And then I got married to an amazing husband who has endless tales about principal office visits. When I told him about my phobia, he stared at me blankly.
“They’re just people,” was the best answer he could give me. He had a good point. But I wasn’t there yet; I didn’t have the capacity to think past the fear and intimidation.
I became a mother and that’s when the real life learning really started.
It turned out principalaphobia was a recessive gene. I discovered that not everyone is born with the same fear. Not everyone has the the same nature; even if it’s little people that I personally lugged around for nine months. They are not a copy of me. A whole new learning curve was necessary, in order for me to understand why they couldn’t just be scared of the principal and stay under the radar.
When I graduated high school, I thought I was safely far away from being called to a principals’ office or having to interact with such intimidating authority. I had made it, safe and unscathed.

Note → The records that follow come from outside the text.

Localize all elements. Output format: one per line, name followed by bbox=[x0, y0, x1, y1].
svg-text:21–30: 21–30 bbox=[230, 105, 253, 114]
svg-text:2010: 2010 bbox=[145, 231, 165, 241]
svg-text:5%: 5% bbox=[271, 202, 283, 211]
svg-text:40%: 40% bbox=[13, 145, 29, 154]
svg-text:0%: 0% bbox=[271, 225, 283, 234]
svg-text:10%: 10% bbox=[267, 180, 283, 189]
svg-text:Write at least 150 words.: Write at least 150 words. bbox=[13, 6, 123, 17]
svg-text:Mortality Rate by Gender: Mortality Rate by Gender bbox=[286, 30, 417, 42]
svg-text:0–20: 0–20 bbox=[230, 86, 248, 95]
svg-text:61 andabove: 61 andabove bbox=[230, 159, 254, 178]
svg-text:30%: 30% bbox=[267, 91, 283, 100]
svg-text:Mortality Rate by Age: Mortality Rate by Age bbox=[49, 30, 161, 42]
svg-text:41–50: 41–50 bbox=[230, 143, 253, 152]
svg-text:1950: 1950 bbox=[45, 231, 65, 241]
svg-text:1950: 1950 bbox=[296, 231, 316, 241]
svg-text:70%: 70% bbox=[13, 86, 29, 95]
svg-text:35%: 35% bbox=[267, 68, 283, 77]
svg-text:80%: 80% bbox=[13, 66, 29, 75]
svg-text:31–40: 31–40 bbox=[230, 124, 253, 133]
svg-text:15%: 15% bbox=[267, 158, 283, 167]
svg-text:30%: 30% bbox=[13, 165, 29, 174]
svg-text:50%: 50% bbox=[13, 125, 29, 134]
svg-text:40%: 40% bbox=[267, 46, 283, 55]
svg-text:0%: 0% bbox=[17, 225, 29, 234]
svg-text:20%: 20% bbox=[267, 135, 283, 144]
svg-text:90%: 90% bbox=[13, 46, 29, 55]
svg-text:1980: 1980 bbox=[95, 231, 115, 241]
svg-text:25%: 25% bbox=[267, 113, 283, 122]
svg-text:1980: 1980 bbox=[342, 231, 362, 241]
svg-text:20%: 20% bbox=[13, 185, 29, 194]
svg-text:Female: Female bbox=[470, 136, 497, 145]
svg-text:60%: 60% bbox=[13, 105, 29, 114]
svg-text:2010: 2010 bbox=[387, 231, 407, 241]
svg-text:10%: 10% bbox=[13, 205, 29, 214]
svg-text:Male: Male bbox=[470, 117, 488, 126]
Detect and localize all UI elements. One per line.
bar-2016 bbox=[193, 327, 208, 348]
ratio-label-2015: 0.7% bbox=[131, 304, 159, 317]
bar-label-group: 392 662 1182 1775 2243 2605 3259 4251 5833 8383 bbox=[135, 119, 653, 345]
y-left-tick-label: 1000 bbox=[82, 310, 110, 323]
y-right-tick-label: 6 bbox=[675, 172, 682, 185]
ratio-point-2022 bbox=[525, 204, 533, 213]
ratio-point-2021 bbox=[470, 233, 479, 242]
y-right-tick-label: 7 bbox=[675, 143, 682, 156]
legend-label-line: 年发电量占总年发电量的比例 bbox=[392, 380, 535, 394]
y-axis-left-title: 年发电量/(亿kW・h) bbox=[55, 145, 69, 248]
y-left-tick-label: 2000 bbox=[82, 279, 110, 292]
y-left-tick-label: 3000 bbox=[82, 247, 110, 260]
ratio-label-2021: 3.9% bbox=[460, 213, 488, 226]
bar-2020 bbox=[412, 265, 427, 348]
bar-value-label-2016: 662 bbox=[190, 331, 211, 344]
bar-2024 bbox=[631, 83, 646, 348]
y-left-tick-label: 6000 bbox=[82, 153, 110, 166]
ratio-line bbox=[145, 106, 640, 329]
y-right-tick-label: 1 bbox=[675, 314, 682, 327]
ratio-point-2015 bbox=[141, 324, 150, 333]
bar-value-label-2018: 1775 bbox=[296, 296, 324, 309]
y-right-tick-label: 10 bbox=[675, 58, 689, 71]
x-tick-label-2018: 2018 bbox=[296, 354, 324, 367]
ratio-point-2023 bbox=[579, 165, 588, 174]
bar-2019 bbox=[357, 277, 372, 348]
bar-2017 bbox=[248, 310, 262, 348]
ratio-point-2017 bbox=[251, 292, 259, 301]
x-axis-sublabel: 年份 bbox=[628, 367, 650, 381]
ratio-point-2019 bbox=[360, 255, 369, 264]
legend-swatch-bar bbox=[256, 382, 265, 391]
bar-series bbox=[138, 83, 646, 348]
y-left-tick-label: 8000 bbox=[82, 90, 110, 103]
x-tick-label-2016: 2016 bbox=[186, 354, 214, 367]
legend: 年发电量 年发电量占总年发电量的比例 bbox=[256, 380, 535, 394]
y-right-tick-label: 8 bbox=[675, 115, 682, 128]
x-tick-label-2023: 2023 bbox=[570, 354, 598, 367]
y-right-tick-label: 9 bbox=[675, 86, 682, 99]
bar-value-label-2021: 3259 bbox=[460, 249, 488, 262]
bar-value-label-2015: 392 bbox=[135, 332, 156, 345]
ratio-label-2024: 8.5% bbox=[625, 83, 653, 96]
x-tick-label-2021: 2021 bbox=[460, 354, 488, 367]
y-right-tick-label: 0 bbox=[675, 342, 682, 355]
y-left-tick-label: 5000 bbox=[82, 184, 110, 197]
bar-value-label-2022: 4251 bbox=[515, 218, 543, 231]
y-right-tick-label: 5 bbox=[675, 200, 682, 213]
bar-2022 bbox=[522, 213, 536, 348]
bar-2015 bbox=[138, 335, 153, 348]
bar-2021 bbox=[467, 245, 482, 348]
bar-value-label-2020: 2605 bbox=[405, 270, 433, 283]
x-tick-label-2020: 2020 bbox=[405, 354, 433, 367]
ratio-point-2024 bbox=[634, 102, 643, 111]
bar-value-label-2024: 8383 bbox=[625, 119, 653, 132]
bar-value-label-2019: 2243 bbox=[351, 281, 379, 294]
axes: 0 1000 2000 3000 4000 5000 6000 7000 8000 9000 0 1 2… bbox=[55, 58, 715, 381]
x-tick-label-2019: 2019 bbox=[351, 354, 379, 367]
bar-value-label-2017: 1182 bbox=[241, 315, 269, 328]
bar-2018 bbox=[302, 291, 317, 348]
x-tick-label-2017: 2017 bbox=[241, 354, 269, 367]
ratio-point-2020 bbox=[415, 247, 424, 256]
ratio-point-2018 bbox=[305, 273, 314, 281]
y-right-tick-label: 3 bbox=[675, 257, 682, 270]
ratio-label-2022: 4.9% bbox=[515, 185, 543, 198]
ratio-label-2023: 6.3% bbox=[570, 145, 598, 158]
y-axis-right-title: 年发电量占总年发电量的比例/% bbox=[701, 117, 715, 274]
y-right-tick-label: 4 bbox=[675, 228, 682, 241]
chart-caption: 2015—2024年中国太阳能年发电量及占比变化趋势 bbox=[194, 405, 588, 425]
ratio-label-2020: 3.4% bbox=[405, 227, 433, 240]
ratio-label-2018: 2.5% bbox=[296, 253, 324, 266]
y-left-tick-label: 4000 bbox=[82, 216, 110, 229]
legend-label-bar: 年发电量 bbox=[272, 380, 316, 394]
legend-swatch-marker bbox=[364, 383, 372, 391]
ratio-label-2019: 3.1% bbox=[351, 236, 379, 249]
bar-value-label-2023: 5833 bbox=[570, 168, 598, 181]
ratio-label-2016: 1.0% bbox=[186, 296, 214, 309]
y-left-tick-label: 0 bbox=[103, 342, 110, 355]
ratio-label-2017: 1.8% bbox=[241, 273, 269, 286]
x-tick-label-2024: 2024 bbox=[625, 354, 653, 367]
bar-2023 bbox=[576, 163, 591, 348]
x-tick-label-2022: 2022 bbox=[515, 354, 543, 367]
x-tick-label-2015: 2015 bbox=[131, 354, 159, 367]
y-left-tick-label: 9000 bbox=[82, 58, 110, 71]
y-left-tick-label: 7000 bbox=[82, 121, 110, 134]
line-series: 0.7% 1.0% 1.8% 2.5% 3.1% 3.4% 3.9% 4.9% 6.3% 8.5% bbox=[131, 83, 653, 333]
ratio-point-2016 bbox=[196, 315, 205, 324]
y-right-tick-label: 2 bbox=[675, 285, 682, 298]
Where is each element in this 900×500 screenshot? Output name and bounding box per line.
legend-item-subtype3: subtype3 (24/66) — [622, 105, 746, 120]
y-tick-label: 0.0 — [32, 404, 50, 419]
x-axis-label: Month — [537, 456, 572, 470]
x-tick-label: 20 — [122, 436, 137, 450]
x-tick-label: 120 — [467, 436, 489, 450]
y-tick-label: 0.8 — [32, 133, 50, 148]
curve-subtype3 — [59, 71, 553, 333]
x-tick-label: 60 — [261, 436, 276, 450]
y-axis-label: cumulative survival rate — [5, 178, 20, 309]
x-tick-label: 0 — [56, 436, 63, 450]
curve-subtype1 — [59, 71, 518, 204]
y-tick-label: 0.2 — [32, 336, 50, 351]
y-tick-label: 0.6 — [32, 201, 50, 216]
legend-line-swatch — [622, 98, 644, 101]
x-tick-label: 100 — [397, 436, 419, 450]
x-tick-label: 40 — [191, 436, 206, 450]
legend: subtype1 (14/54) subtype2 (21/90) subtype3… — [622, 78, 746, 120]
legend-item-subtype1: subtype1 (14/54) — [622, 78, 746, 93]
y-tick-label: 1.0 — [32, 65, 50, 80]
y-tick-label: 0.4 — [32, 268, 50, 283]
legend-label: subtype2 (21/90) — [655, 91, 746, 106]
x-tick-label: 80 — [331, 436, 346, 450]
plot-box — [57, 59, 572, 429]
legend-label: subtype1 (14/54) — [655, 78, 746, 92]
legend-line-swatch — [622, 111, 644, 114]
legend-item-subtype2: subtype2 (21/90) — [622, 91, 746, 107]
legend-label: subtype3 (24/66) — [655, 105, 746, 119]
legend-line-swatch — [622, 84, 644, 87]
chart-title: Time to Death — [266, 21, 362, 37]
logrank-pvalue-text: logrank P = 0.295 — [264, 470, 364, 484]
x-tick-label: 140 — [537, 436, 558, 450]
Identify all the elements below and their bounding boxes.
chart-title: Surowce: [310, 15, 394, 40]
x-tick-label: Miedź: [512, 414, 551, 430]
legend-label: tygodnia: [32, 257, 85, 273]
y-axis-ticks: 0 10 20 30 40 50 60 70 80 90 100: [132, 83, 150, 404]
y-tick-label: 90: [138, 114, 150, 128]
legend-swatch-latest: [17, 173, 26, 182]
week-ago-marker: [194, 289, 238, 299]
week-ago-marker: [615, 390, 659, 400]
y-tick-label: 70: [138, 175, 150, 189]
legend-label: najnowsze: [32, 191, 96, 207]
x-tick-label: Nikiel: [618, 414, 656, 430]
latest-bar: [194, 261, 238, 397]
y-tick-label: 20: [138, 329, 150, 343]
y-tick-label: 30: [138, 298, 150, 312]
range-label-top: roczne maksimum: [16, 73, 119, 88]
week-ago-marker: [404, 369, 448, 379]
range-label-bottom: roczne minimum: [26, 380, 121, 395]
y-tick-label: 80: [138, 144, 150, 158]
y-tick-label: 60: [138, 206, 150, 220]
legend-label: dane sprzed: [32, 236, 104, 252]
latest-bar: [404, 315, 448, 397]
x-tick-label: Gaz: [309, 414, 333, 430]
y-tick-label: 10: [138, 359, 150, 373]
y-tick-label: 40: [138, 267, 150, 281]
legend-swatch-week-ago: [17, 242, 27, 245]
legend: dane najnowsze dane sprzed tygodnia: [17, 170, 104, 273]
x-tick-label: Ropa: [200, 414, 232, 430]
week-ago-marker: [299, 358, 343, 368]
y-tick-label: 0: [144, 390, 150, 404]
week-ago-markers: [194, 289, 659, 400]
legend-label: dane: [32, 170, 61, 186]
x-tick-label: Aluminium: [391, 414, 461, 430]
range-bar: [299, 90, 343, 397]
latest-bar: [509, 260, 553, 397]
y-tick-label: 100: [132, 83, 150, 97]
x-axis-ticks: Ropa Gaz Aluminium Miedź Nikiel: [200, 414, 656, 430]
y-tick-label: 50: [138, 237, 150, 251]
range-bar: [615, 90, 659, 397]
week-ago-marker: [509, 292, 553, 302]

Unbeknownst to me, the fun was just beginning.
Since my kids’ school career began almost two decades ago, I have had more than my fair share of calls from and visits with … the big and mighty principals.
I’ve had to look myself in the mirror and remind myself loud and clear; we are all just people, trying to do our best. Oh, and also, I’m an adult. And sometimes I’m even older than the principal too.
“You need to tell your child that they have to listen to the teacher,” I’ve heard many stern voices of authority say to me.
And I’m left thinking, “Do you really think the reason they act out is because we tell them not to listen?”
So we talk about it again; the adults and the little people in my house. About respect and teachers and responsibilities.
It turns out that I have little humans as children, not robots. And it takes so much time and patience. From everyone, especially from the principal.
What I’ve noticed is kids don’t intend to get into trouble; they don’t wake up in the morning and say today I’m going to be sent to the principal’s office.
Every child wants to succeed, and they will if they can.
And the adults are the one who have the power to make it or break it.
So is principalaphobia a healthy long term solution?
When I see a principal’s name flash on my screen once again and I immediately feel a fear and trepidation take over me, as if I’ve just broken a rule, it reminds me just how strong an inborn nature can be. Thankfully, though, my kids are even stronger. Strong enough to make me evolve and work on myself; to confront my fears and slowly change my habits.
And only then I can help them too.
Because it’s not about me; it’s about them.
It’s not about staying under the radar; it’s about making mistakes, trying your best and never giving up.
Even when you get summoned to the principal’s office.